São personalidades muito diferentes de Pedro Passos Coelho. Muito diferentes entre si, Rui Rio e Pedro Santana Lopes, e muito diferentes também de Pedro Passos Coelho. Naturalmente, essas questões das personalidades dos líderes - e das pessoas que depois escolherão para se rodearem - têm influência na percepção e na forma como a mensagem é passada. Mas a matriz do PSD não mudou, continua a ser a mesma, e eu acredito que ambos os candidatos se revêem nessa matriz. Tenho alguma dificuldade em responder à pergunta da mudança de estratégia. A mudança de liderança levará a uma diferença de percepção, se isso se traduz ou não numa mudança de estratégia acho que é uma questão um bocadinho mais complexa. Mas será necessariamente diferente porque são pessoas diferentes.

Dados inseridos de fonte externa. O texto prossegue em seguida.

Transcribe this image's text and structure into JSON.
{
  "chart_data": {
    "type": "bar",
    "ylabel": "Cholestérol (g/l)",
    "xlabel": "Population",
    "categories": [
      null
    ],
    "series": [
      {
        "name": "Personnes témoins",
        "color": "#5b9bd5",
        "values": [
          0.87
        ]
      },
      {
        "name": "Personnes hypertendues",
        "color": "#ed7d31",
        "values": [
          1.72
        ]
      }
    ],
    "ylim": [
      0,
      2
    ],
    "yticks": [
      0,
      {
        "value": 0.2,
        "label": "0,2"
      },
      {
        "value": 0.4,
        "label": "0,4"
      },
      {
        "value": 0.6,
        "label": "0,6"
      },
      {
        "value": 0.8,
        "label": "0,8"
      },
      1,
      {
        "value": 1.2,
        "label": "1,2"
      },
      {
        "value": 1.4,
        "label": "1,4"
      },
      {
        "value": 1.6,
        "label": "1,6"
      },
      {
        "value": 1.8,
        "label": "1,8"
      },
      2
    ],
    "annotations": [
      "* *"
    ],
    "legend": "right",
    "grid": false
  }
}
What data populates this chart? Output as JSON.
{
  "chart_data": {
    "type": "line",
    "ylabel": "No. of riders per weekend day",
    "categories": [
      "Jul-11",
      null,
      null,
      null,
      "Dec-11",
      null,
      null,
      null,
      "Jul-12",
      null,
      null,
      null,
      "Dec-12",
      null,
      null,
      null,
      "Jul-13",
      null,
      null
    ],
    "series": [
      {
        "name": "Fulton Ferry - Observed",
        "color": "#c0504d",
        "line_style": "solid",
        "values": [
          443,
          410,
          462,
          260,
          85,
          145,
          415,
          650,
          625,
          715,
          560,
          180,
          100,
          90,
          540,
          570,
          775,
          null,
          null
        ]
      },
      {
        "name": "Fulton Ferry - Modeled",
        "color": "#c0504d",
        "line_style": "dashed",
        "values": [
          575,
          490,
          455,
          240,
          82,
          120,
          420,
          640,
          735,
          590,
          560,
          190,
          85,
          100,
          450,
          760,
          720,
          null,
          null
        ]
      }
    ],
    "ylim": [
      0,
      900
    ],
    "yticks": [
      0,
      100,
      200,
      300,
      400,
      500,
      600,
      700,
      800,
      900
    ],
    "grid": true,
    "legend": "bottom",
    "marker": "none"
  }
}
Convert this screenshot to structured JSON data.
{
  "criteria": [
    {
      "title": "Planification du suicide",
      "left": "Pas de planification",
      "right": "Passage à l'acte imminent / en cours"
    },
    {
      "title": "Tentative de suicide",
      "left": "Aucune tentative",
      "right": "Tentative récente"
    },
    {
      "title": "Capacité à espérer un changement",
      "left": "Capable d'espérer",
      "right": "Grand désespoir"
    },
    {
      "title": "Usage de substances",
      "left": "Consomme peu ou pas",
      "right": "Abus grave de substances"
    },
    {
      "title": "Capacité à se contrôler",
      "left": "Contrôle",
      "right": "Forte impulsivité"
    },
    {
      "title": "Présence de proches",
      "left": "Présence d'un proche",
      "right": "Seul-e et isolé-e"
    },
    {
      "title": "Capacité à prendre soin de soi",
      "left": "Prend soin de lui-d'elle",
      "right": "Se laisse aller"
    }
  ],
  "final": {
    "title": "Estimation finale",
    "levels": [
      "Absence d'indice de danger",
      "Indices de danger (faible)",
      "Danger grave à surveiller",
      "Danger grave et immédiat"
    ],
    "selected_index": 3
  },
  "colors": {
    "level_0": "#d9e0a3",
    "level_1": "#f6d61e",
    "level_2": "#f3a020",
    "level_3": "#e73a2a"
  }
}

A política é feita por pessoas e para pessoas.
Acha que o PSD precisa de afectos para chegar lá em 2019?
(Risos) Essa questão dos afectos tem sido muito falada... Acho que os portugueses precisam, sobretudo, é de ter uma alternativa a uma forma de governação que sintam que representa melhor aquilo que são as ambições, as sua necessidades. As personalidades têm também influência, mas a maneira como os políticos se posicionam é também influenciada pelas circunstâncias. Era ou teria sido, provavelmente, muito difícil ter uma atitude diferente em circunstâncias tão difíceis como as que nós atravessámos. Tenho alguma dificuldade em colocar as questões nesses termos.
Ou seja, se o dr. Pedro Passos Coelho tivesse sido primeiro-ministro e se a drª Maria Luís Albuquerque tivesse sido ministra das Finanças numa altura de maior bonança, como esta, a percepção dos portugueses seria diferente, é isso?
Seria diferente porque as políticas também teriam um outro grau de liberdade. Poderiam fazer-se outras escolhas que nós não tivemos possibilidade de fazer no passado. Mas a confiança não depende necessariamente dos afectos ou da percepção de quem é que se gosta mais. Lembro sempre o exemplo do professor Cavaco Silva: toda a vida vi na imprensa que as pessoas não gostavam dele e ganhou quatro maiorias absolutas, que é coisa que ninguém conseguiu até hoje e que dificilmente se replicará. A questão do gostar, no sentido de a pessoa ser mais ou menos afectuosa, não me parece que seja assim tão determinante nas escolhas. E depende também, com certeza, dos momentos.
Acha que, nesta fase, Pedro Passos Coelho era um peso para o PSD se afirmar como alternativa a esta “geringonça”?
De todo. Não concordo nada com essa perspectiva. Acho que Pedro Passos Coelho tem um capital de credibilidade e seriedade junto dos portugueses, preocupação genuína com o país, de capacidade de altruísmo de colocar sempre o interesse de Portugal e dos portugueses à frente de todos os interesses do PSD, mas também dos pessoais. Pedro Passos Coelho nunca seria, em qualquer circunstância, um problema para o PSD. É sempre uma mais-valia e continuará a ser.
Acha que ele se precipitou, no dia 1 de Outubro, quando leu os resultados das eleições e decidiu, no fundo, abandonar a liderança? Aconselhou-o a ficar?
Eu dei a minha opinião, mas o dr. Pedro Passos Coelho é uma pessoa determinada que fez a sua reflexão. Não vou atrever-me a explicar ou justificar as razões. Tenho pena que ele tenha decidido não continuar, mas respeito muito a sua decisão, como respeito as outras, porque sei que seja qual for a posição será sempre tomada na convicção de que isso é o melhor para o país e para o PSD. Independentemente de concordarmos ou não concordarmos, eu respeito profundamente, porque sei que as decisões que ele toma têm como primeira preocupação garantir que, o que quer que aconteça, seja o melhor para o país.
Passos Coelho disse que, face ao resultado das autárquicas, ele já seria visto como estando agarrado ao poder.
Não é a minha opinião, mas isso não me impede de respeitar a opinião que ele tem.
Ele teria decidido o mesmo se tivessem passado umas semanas e o Governo tivesse perdido o estado de graça, com os incêndios...
Não consigo dar-lhe uma resposta. Sei que o dr. Passos Coelho não é pessoa para tomar decisões precipitadas, nem irreflectidas.